MOUNT ST. HELENS
From the Timber-Line Trail on Mount Rainier
Wild flowers are everywhere. They edge the snow-fields, cover the breaks in the cliffs, line the streams, and bank with bloom the fallen forest patriarchs. Among the common blossoms are the lovely cassiope,—white heather,—mountain anemone, phlox, and "Indian basket grass."
This is the home of the gigantic Olympic Roosevelt elk, and among the other common animals are the bear, deer, wolf, fox, lynx, otter, and beaver. The streams are simply crowded with trout. Bald eagles are found, and there is an array of flickers, woodpeckers, warblers, jays, sparrows, and hummingbirds. The solitudes of this sylvan park are cheered with the melody of the water-ouzel, the Alaska hermit thrush, and the winter wren.
But the mountain summits are significant as view-points. From them one commands the sea, islands, and the broken shore of the Pacific. Bright Puget Sound, with a scattering of dark islands and ragged edges, fills the foreground. Looking toward the southeast across the darkly forested mountains through which rolls the Columbia, one enjoys a view vast and imposing. The dark forest cover is pierced by three snow-laden and steaming sleeping volcanoes. The most impressive one of these is Mount Rainier, with a score of enormous glaciers covering head and shoulders. Another one is Mount Adams. But the most exquisitely beautiful of all the peaks which the summits of the Olympics command is Mount St. Helens. The head and shoulders of this mountain rise a perfect snowy cone above the purple forest robe and stand as perfectly poised as a Greek statue of marble.
The Olympic National Park should include about three hundred square miles. What a splendid attraction if this area of primeval scenes and forests were kept in a state of nature!
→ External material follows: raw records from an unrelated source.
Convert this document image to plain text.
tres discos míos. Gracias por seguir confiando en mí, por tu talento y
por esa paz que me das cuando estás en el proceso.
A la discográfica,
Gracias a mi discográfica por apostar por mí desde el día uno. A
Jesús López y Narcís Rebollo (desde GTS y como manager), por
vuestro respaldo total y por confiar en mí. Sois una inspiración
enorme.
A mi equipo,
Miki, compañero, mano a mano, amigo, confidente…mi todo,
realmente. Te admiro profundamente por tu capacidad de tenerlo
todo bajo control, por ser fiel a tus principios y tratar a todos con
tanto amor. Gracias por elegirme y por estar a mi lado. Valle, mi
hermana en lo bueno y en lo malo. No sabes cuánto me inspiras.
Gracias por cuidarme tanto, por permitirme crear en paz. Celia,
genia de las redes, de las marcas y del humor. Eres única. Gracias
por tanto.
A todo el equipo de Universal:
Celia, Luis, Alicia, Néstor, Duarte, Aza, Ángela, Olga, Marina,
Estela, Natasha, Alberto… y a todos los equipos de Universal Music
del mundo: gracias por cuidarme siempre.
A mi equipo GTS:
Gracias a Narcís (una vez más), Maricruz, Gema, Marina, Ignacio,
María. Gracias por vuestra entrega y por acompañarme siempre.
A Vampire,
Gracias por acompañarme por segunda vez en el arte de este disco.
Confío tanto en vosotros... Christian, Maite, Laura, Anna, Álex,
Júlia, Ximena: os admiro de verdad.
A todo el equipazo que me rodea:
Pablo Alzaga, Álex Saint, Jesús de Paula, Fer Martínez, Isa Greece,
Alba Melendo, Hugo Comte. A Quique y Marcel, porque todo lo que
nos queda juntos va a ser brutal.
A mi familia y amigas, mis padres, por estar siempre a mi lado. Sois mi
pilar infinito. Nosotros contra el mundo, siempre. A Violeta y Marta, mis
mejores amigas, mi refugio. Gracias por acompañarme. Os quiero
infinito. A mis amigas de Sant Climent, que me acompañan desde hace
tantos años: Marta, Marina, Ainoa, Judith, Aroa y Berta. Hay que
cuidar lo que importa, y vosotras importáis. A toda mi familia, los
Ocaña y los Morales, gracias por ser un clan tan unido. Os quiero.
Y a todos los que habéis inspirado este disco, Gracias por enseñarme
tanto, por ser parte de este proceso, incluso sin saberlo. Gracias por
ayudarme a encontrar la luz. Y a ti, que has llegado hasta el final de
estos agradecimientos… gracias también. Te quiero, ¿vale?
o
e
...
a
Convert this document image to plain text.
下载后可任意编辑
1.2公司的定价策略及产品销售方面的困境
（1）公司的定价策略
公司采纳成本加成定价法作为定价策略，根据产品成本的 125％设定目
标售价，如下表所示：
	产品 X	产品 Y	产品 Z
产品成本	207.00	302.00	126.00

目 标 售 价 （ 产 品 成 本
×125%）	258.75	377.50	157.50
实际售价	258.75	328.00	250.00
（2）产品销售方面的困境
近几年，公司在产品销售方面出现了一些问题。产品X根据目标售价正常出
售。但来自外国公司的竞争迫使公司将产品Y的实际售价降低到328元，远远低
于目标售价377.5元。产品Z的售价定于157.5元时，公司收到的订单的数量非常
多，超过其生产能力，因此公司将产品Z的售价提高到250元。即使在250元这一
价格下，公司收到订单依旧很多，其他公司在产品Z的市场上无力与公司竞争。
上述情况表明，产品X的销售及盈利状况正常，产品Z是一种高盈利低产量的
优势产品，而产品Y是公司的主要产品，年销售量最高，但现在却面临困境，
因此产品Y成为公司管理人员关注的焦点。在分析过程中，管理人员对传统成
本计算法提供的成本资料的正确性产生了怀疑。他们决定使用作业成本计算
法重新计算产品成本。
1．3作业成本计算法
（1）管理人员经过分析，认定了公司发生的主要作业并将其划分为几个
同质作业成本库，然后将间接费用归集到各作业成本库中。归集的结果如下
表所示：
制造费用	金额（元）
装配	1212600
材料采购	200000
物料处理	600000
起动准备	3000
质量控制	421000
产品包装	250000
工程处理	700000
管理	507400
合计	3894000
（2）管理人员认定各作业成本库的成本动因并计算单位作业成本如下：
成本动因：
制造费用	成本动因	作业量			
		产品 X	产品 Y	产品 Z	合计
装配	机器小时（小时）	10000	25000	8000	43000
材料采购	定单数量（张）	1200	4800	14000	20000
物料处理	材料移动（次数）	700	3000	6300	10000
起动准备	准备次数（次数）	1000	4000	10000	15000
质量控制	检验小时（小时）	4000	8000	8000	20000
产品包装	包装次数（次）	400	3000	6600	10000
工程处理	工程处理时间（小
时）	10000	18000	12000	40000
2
2. THE NATURAL BRIDGES AND RAINBOW BRIDGE NATIONAL MONUMENTS
Utah has the four grandest natural bridges in the world. Three of these are in the Natural Bridges National Monument, and the fourth in the Rainbow Bridge National Monument. There are natural bridges elsewhere in Utah, and in the Yellowstone and the Mesa Verde National Parks; also in Virginia and various other places. But so far as known, the four in these two National Monuments excel all others in size, in impressiveness, and in wildness of setting.
These National Monuments embrace desert regions in southeastern Utah which are made up mostly of rock-formations. Standing out on the strange desert, the fantastic forms and weird sandstone figures exhibited give the whole region a peculiar impressiveness. There are countless statuesque forms and groups that are surprisingly faithful in their resemblance to figures of birds, animals, humans, and temples; and all are of heroic size.
The bridges in the Natural Bridges Monument are known as the Sipapu or Augusta Bridge, the Kachima or Caroline Bridge, and the Owachomo or Little Bridge. The former of each of these names is of Indian origin and is the official one.